Маршида-апа давно умерла. К сожалению, я помню лишь куцые обрывки ее воспоминаний о войне. Я переехала жить в Уфу, и мне захотелось найти человека, который служил в военном госпитале. С Анной Гавриловной Парфенчиковой я познакомилась через городской совет ветеранов.
Когда я пришла к ней домой, дверь мне открыла невысокая пожилая женщина с большими голубыми глазами. В течение нескольких дней Анна Гавриловна рассказывала о своей жизни, всматривалась в фотографии и вспоминала всех, с кем свела ее судьба.

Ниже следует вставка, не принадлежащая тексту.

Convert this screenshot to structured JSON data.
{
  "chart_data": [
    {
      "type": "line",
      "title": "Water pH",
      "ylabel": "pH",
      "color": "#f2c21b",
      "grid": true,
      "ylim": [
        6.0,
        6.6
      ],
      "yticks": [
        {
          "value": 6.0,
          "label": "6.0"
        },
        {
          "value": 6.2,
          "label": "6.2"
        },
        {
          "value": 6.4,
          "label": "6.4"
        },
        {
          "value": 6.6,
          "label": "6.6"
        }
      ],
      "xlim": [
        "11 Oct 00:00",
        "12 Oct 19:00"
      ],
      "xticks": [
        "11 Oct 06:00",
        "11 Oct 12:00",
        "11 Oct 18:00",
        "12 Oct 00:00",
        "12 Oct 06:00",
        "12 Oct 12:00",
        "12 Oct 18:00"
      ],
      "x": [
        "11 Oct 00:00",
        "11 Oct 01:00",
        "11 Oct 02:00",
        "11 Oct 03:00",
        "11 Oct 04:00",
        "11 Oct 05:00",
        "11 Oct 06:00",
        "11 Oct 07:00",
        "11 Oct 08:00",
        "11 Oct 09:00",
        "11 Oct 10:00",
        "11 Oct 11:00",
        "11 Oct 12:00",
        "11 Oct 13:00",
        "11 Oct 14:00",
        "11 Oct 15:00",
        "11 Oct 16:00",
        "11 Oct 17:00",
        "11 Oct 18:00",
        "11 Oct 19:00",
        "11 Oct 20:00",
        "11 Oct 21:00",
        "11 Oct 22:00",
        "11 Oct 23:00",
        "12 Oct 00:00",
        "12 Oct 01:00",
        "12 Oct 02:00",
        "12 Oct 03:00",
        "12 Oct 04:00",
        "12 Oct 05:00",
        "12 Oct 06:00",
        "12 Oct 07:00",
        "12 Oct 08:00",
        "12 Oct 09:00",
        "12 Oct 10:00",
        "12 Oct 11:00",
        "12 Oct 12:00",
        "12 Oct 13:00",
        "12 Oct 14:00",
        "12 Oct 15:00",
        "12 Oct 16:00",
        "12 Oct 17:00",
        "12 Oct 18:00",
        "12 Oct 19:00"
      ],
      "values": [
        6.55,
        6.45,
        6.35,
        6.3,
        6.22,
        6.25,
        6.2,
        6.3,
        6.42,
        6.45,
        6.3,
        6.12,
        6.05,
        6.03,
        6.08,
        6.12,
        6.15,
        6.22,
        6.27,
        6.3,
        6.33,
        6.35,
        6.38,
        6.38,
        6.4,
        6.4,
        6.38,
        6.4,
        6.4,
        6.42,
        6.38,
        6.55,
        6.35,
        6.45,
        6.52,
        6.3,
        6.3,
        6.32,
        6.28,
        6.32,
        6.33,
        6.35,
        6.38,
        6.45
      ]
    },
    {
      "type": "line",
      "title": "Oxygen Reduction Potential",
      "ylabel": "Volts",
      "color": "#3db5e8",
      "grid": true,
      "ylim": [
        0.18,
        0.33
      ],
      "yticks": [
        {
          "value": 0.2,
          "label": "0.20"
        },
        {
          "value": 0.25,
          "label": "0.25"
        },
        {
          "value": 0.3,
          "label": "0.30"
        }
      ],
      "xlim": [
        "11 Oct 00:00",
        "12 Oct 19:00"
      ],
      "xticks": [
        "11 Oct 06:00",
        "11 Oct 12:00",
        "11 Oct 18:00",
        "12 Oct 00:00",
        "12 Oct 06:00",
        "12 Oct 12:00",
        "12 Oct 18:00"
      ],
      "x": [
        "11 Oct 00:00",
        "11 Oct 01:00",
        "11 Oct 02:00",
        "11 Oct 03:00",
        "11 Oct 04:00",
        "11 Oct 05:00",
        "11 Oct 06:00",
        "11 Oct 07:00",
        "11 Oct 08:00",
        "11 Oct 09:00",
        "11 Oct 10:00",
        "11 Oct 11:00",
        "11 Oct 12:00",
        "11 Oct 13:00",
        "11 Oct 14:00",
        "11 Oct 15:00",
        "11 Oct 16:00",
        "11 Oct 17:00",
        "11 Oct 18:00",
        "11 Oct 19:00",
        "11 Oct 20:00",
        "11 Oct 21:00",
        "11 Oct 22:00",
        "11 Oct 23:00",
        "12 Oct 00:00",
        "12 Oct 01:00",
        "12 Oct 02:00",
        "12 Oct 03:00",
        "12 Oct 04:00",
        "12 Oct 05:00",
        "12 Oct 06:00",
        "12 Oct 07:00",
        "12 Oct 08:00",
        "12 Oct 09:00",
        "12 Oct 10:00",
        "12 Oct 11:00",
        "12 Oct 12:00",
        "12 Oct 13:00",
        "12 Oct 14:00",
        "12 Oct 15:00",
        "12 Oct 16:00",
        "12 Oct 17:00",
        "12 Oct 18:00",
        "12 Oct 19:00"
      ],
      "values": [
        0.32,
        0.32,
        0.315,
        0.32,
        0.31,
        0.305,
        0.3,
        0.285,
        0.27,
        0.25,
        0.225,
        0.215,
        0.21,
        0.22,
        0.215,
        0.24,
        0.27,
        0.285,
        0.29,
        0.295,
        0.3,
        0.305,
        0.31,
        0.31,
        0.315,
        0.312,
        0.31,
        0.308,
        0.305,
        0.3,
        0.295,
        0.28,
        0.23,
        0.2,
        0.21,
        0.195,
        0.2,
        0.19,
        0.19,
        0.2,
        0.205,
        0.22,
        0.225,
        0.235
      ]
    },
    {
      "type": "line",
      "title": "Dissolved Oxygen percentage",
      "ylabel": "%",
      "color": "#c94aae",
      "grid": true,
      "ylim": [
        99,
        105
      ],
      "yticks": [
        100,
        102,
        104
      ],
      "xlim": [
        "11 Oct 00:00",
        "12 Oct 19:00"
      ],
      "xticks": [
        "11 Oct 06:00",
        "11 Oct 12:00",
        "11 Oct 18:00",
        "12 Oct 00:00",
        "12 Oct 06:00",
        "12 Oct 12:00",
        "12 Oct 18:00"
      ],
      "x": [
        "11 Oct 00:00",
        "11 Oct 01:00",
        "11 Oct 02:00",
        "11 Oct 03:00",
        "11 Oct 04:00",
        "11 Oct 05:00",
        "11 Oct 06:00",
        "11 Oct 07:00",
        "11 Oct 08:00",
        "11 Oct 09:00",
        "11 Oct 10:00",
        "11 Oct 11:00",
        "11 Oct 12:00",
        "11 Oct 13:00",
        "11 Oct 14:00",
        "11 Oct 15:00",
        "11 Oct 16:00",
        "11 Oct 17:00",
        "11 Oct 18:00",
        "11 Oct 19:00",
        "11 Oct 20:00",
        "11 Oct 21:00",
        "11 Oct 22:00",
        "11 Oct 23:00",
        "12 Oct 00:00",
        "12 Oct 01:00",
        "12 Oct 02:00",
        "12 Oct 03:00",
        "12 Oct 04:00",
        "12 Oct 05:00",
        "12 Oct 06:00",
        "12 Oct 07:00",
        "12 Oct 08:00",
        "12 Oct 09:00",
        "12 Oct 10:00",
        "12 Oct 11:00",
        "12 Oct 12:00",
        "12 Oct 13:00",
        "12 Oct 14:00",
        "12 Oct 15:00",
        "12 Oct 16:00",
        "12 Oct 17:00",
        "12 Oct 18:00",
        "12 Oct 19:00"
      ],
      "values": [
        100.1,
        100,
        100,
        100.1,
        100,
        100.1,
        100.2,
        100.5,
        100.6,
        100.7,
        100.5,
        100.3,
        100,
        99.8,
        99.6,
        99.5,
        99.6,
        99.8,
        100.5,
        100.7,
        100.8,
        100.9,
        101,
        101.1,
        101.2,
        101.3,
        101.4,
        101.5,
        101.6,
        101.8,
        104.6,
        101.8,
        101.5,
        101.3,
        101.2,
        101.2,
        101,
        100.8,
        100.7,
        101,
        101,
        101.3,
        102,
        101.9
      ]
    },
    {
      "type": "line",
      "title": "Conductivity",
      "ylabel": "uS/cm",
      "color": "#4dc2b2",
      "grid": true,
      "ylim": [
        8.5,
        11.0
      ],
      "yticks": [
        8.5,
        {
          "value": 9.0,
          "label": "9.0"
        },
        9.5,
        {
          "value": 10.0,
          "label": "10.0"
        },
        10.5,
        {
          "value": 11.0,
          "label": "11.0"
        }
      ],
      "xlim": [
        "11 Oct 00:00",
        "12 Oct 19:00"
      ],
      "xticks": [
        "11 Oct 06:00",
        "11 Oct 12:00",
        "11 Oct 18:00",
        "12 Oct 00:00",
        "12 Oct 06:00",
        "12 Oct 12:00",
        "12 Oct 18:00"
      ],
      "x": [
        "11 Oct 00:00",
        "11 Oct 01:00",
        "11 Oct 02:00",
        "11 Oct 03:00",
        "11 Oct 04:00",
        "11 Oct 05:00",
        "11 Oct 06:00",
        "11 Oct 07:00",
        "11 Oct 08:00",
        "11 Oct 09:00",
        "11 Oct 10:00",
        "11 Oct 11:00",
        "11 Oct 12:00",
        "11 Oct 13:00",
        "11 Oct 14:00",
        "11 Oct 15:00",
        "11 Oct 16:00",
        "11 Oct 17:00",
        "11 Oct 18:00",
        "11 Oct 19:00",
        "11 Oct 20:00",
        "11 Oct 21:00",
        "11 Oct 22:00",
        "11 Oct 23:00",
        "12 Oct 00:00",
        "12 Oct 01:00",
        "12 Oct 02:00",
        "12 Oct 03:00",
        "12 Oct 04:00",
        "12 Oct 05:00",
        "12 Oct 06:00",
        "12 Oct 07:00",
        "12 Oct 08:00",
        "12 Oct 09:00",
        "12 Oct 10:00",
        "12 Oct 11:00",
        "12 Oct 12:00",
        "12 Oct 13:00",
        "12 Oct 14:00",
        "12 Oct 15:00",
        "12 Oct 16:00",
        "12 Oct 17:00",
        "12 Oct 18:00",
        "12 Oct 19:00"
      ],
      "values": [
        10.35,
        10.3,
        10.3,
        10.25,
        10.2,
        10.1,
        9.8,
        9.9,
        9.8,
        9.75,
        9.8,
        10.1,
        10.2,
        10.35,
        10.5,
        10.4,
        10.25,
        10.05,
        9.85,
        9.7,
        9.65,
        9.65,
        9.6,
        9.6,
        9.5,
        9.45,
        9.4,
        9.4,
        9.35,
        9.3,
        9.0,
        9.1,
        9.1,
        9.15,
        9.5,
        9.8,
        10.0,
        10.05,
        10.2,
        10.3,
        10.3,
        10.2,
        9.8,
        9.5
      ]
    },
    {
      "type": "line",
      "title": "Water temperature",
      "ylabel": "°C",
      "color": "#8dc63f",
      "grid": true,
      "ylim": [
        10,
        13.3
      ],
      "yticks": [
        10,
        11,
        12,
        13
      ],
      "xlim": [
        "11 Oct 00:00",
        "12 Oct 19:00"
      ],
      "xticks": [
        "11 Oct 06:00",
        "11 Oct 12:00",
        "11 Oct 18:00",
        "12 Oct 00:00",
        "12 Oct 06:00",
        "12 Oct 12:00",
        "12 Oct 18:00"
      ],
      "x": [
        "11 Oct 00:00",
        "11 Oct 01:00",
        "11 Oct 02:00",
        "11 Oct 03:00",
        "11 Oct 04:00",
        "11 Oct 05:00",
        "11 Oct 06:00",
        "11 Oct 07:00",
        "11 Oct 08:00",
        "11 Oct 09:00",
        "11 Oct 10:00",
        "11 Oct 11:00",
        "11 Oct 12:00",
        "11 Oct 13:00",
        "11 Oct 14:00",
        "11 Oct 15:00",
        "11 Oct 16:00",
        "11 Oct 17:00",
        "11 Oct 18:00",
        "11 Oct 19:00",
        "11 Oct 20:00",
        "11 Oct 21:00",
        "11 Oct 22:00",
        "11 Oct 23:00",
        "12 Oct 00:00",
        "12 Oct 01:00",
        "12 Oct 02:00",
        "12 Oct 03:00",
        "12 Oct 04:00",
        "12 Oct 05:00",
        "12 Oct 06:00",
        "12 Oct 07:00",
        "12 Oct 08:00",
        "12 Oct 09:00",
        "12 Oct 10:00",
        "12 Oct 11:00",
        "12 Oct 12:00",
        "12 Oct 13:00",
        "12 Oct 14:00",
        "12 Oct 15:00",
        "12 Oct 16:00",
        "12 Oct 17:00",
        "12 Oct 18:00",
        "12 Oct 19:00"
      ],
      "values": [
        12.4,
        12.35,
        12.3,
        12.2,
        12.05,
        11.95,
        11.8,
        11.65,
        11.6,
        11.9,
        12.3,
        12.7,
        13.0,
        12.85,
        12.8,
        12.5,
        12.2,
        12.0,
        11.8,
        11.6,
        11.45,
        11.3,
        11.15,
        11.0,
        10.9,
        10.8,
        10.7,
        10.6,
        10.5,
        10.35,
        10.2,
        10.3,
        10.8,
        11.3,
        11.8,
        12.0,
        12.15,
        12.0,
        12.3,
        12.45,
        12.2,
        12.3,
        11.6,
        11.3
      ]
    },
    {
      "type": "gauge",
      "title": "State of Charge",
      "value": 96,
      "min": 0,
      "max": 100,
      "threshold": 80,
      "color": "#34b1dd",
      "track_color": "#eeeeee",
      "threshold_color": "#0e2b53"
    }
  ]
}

После войны Анна Гавриловна вела дневники. Она дала мне прочесть дневник, в котором описывала свою юность и военные годы. В 1943 году ее забрали на фронт рядовой медсестрой в военный госпиталь № 3767 действующей армии 1-го Белорусского фронта. Анна Гавриловна была небольшого роста, худенькая, совсем еще девочка, заплетала косички и носила красные банты. Ей было восемнадцать лет — столько же, сколько сейчас моей дочери.
* * *
«Помню, когда пришли описывать имущество — раскулачивали, нас с сестрой Маней, ей было годика три, а мне пять, нарядили в новые платья, уложили на кровать и велели молчать, притворяться больными. Так поступили, чтобы не забрали перину, подушки и кое-какое барахло».
«Раскулачили. Забрали все: дом, дворовые постройки, живность. Нам ничего не оставили. Папу забрали, посадили в тюрьму, в ней он просидел двадцать один день».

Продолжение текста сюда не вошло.